Со сцены звучали знакомые грустные слова, которые Сережа знал наизусть, а рядом с ним была грустная, очаровательная, обреченная на печаль, как и те обреченные, которые томились там, за освещенною рампою.
«Не сон ли все это? — думал Сережа. — И то, что Валентина Матвеевна положила сейчас свою руку на мою руку, не сон ли? Почему мне так легко с нею? Вот кому можно все рассказать о себе, не стыдясь. Верочка многого не поймет и не простит, а Валентина Матвеевна все поймет и все простит».
Когда кончился акт и осветили зал, Валентина Матвеевна, улыбаясь, сказала Сереже:
— Я одна, а ложу беру, потому что не терплю тесноты. Я рада, что ты пришел. Мне про тебя рассказывали Бог знает что, будто бы тебя из гимназии исключили и ты в тюрьме сидел. Правда?
— Правда.
— Как же это так? Расскажи.
— Да это неважно, — усмехнулся Сережа. — Меня на улице со студентами забрали. А то, что в гимназии проходят, я и дома могу. Меня хотят в Швейцарию отправить потом.
— А тоска твоя прошла?
— Нет, не прошла. Но вот, когда с вами так сижу, то лучше почему-то. Легко.
— О! О! Да ты, Сережа, как рыцарь говоришь… Только ты хитришь, я вижу. Если бы правду говорил, давно бы ко мне пришел. Ты, ведь, знаешь, что я теперь не в Петербурге, а в Москве живу, в Каретном ряду, как раз против дома Маслобоева, — такой огромный семиэтажный дом там есть. Я тебя несколько раз из окна видела. Ты все ходишь почему-то около того дома. Я думала, что ты меня ищешь. У тебя там знакомые есть, в этом доме? Да что с тобою? Ты что-то смутился, Сережа? Я что-нибудь неприятное сказала?
— Нет, ничего. Что вы!
Во время последнего акта Сережа сидел как в тумане. Ему казалось, что Валентина Матвеевна смотрит не на сцену, а на него, и это волновало его.

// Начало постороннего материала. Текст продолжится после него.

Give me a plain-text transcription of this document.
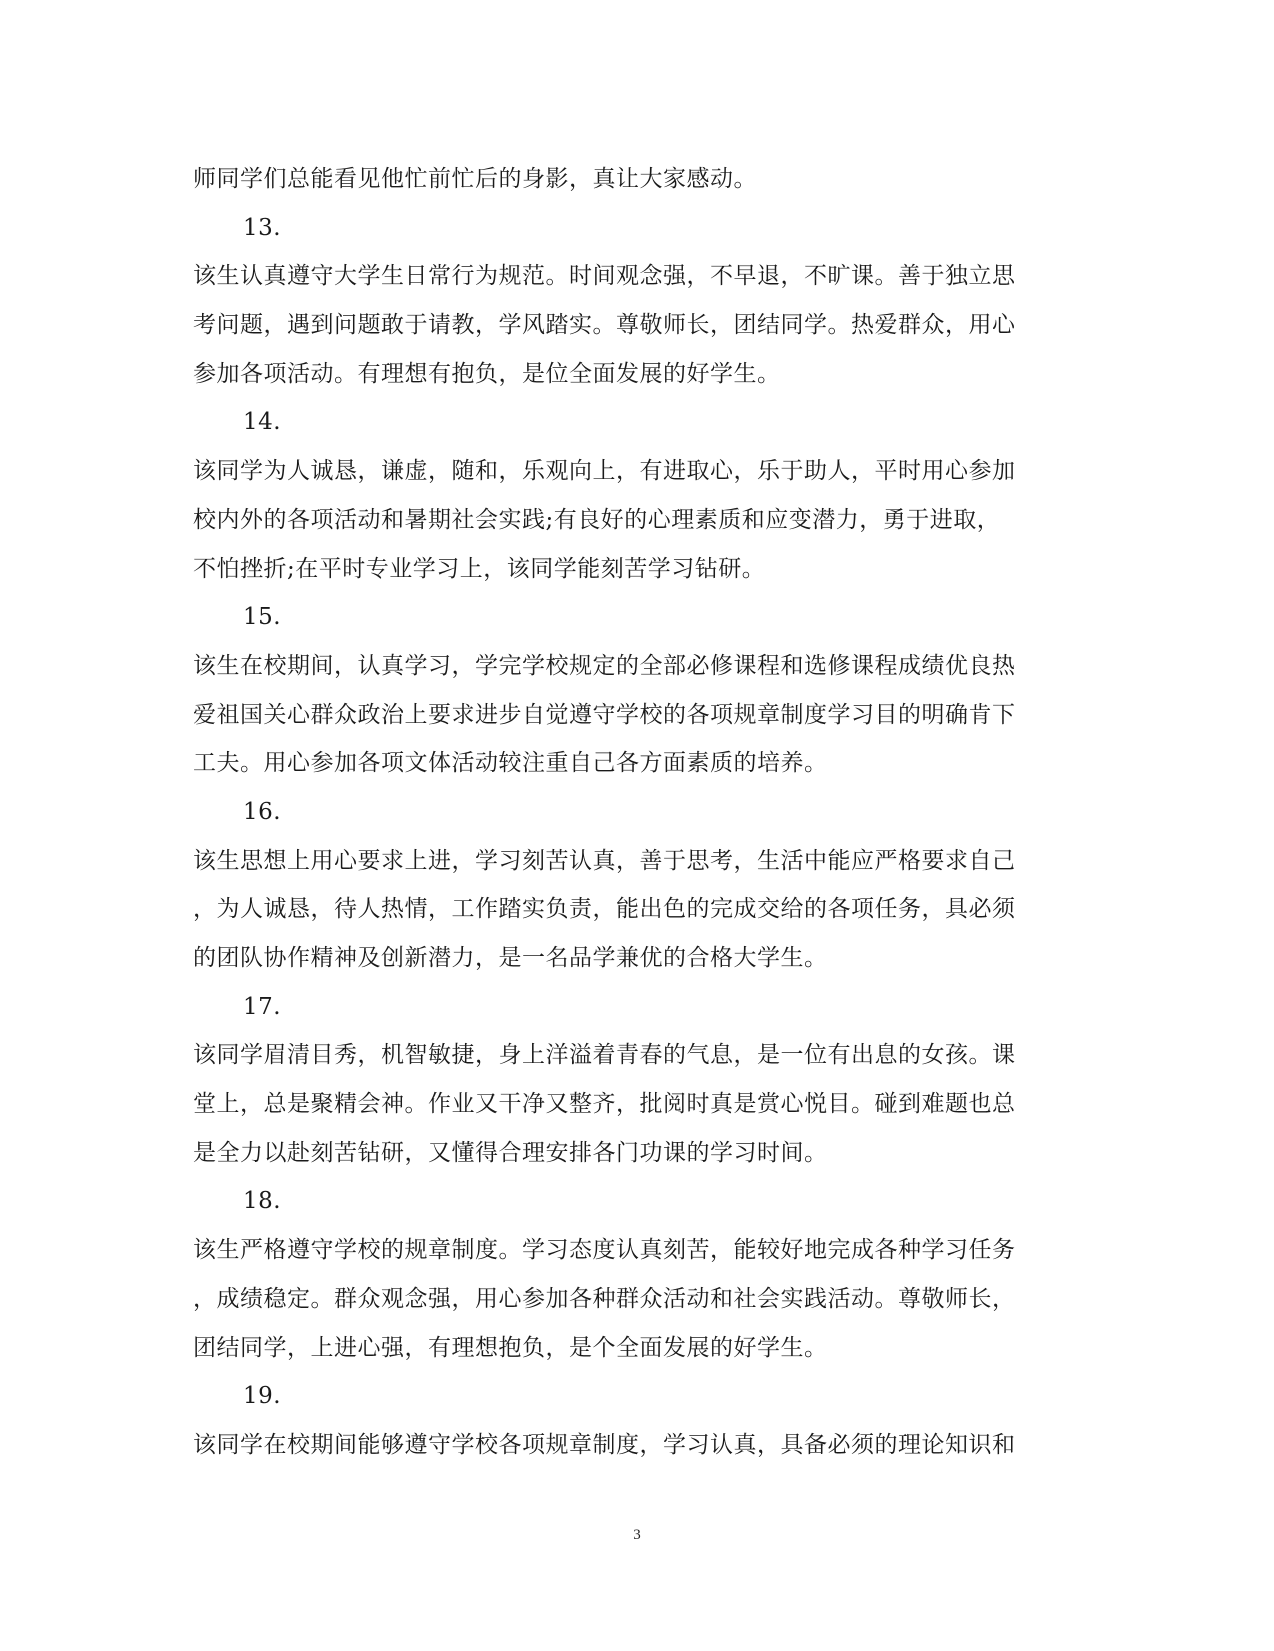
师同学们总能看见他忙前忙后的身影，真让大家感动。
13.
该生认真遵守大学生日常行为规范。时间观念强，不早退，不旷课。善于独立思
考问题，遇到问题敢于请教，学风踏实。尊敬师长，团结同学。热爱群众，用心
参加各项活动。有理想有抱负，是位全面发展的好学生。
14.
该同学为人诚恳，谦虚，随和，乐观向上，有进取心，乐于助人，平时用心参加
校内外的各项活动和暑期社会实践;有良好的心理素质和应变潜力，勇于进取，
不怕挫折;在平时专业学习上，该同学能刻苦学习钻研。
15.
该生在校期间，认真学习，学完学校规定的全部必修课程和选修课程成绩优良热
爱祖国关心群众政治上要求进步自觉遵守学校的各项规章制度学习目的明确肯下
工夫。用心参加各项文体活动较注重自己各方面素质的培养。
16.
该生思想上用心要求上进，学习刻苦认真，善于思考，生活中能应严格要求自己
，为人诚恳，待人热情，工作踏实负责，能出色的完成交给的各项任务，具必须
的团队协作精神及创新潜力，是一名品学兼优的合格大学生。
17.
该同学眉清目秀，机智敏捷，身上洋溢着青春的气息，是一位有出息的女孩。课
堂上，总是聚精会神。作业又干净又整齐，批阅时真是赏心悦目。碰到难题也总
是全力以赴刻苦钻研，又懂得合理安排各门功课的学习时间。
18.
该生严格遵守学校的规章制度。学习态度认真刻苦，能较好地完成各种学习任务
，成绩稳定。群众观念强，用心参加各种群众活动和社会实践活动。尊敬师长，
团结同学，上进心强，有理想抱负，是个全面发展的好学生。
19.
该同学在校期间能够遵守学校各项规章制度，学习认真，具备必须的理论知识和
3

«Какими она странными духами душится», — думал Сережа, чувствуя, что какой-то особенный запах, пряный и пьяный, дурманит ему голову.
Еще не кончился акт, когда Валентина Матвеевна тронула за руку Сережу и сказала ему на ухо:
— Я пойду одеваться и внизу подожду тебя в автомобиле. Ты не мешкайся. Я тебя подвезу домой.
И она оставила Сережу одного.
Когда он вышел на театральный подъезд, метели не было. Редкие снежинки веяли в воздухе и медлили упасть на землю. Шумели извозчики. Толпа текла из театра как будто очнувшаяся от сна и, должно быть, довольная, что вернулась к повседневности. На другой стороне Камергерского переулка стоял автомобиль, и в нем сидела закутанная в меха Валентина Матвеевна. Она заметила Сережу и муфтой сделала ему знак.
— Хочешь прокатиться за город? — сказала Валентина Матвеевна, когда шофер взялся за руль.
— Хочу, — сказал Сережа, которому вдруг стало весело от свежего воздуха, от блестящих глаз его ласковой соседки и от возможности быстро мчаться куда-то.
Он не раскаивался, что сказал «хочу».
Радостно было пролететь как на крыльях мимо вокзала, потом мчаться в каких-то полуосвещенных аллеях, встречать цветные огни других автомобилей и чувствовать рядом то затихающую, то беспричинно смеющуюся Валентину Матвеевну.
Да она ли это была? Не сама ли сказочная Снежная Дева взяла к себе Сережу в санки и мчит его Бог весть в какую волшебную даль?
XVII
У обеих сестер Успенских были синие глаза, золотистые волосы; обе были худенькие, с узкими плечами… Но характеры у сестер были разные, и оттого, должно быть, казалось, что и лица у них совсем иные. Черты были те же, но как-то по-иному освещались они изнутри.